Hi,
I have encountered a problem when using the score tool in combination with the boosted model.
After running the model through the score tool, I use the multi-field binning tool to get 10 score groups. However, when linking the target group to the binned scoring groups I can see that I get a higher concentration of the target in groups associated with a lower probability and vice versa.
When doing the exact same procedure using the logistic regression I get the expected result with higher concentration in the top scoring groups.
Below are tables for boosted and logistic, showing the tiles, max and min probability for each tile and the counts for my target "Kund" in the evaluation sample. I use the exact same scoring procedure.
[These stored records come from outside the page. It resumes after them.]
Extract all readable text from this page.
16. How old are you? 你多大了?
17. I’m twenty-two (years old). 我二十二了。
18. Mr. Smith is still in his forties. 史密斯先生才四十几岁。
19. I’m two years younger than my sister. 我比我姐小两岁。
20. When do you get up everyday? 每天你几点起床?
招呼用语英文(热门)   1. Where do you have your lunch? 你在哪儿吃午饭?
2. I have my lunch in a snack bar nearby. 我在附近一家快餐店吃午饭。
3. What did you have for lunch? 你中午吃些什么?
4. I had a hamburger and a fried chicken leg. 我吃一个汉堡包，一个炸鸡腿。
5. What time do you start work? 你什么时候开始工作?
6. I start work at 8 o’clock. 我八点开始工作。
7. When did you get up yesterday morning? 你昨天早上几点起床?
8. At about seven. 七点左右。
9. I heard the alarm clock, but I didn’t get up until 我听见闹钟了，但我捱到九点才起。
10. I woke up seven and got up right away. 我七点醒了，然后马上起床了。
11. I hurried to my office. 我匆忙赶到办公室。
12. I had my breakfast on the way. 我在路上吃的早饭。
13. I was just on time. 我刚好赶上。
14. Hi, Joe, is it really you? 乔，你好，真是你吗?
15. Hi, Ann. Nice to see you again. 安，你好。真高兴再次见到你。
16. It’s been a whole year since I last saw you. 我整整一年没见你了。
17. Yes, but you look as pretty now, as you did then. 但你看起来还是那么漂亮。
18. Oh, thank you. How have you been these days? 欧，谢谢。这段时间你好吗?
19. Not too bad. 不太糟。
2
For me it seems like the probability of target is actually the probability of not target when using the boosted model. Does anyone have an idea why I get this result?
Boosted | ||||
X_Kund_Tile_Num | Min_X_Kund | Max_X_Kund | Count | |
10 | Kund | 0.616654012593737 | 0.703683675012687 | 229 |
9 | Kund | 0.599899411847223 | 0.616538099066424 | 274 |
8 | Kund | 0.585170547029621 | 0.599889418992929 | 305 |
7 | Kund | 0.569856749292572 | 0.584921578458874 | 330 |
6 | Kund | 0.552700562620164 | 0.569847550773193 | 329 |
5 | Kund | 0.53210919371817 | 0.55252102221165 | 361 |
4 | Kund | 0.49907492182379 | 0.532013523926153 | 398 |
3 | Kund | 0.435100470007177 | 0.498906496353244 | 498 |
2 | Kund | 0.36553792540348 | 0.434932812596185 | 638 |
1 | Kund | 0.176942067657917 | 0.365379109142474 | 998 |
Logistic | ||||
X_Kund_Tile_Num | Min_X_Kund | Max_X_Kund | Count | |
10 | Kund | 0.610898835927319 | 0.729458226984427 | 908 |
9 | Kund | 0.572179735082082 | 0.610562695487317 | 655 |
8 | Kund | 0.538361700849224 | 0.572172160535576 | 546 |
7 | Kund | 0.506557233405156 | 0.538354010636627 | 402 |
6 | Kund | 0.476900437163732 | 0.505566504353257 | 316 |
5 | Kund | 0.449070890348496 | 0.476780988643294 | 289 |
4 | Kund | 0.42292232290737 | 0.448520984912177 | 277 |
3 | Kund | 0.395885991584448 | 0.421955291607139 | 321 |
2 | Kund | 0.366905445987612 | 0.395807870615525 | 319 |
1 | Kund | 0.30240817634536 | 0.366870729205422 | 327 |
Solved! Go to Solution.
Hi @Fernström - this is due to changes in the underlying R package gbm() in the Boosted Model tool, where it now provides the probability for the first level of the target (when you choose the Bernoulli loss function for binary targets). We are aware of this issue, and are working to address it.
In the meantime, in the case of binomial outcome, there is actually no need to specify the specify the Bernoulli loss function since what it does by default results in the same loss function when there are only two outcomes.
I see. Thanks a lot for the explanation!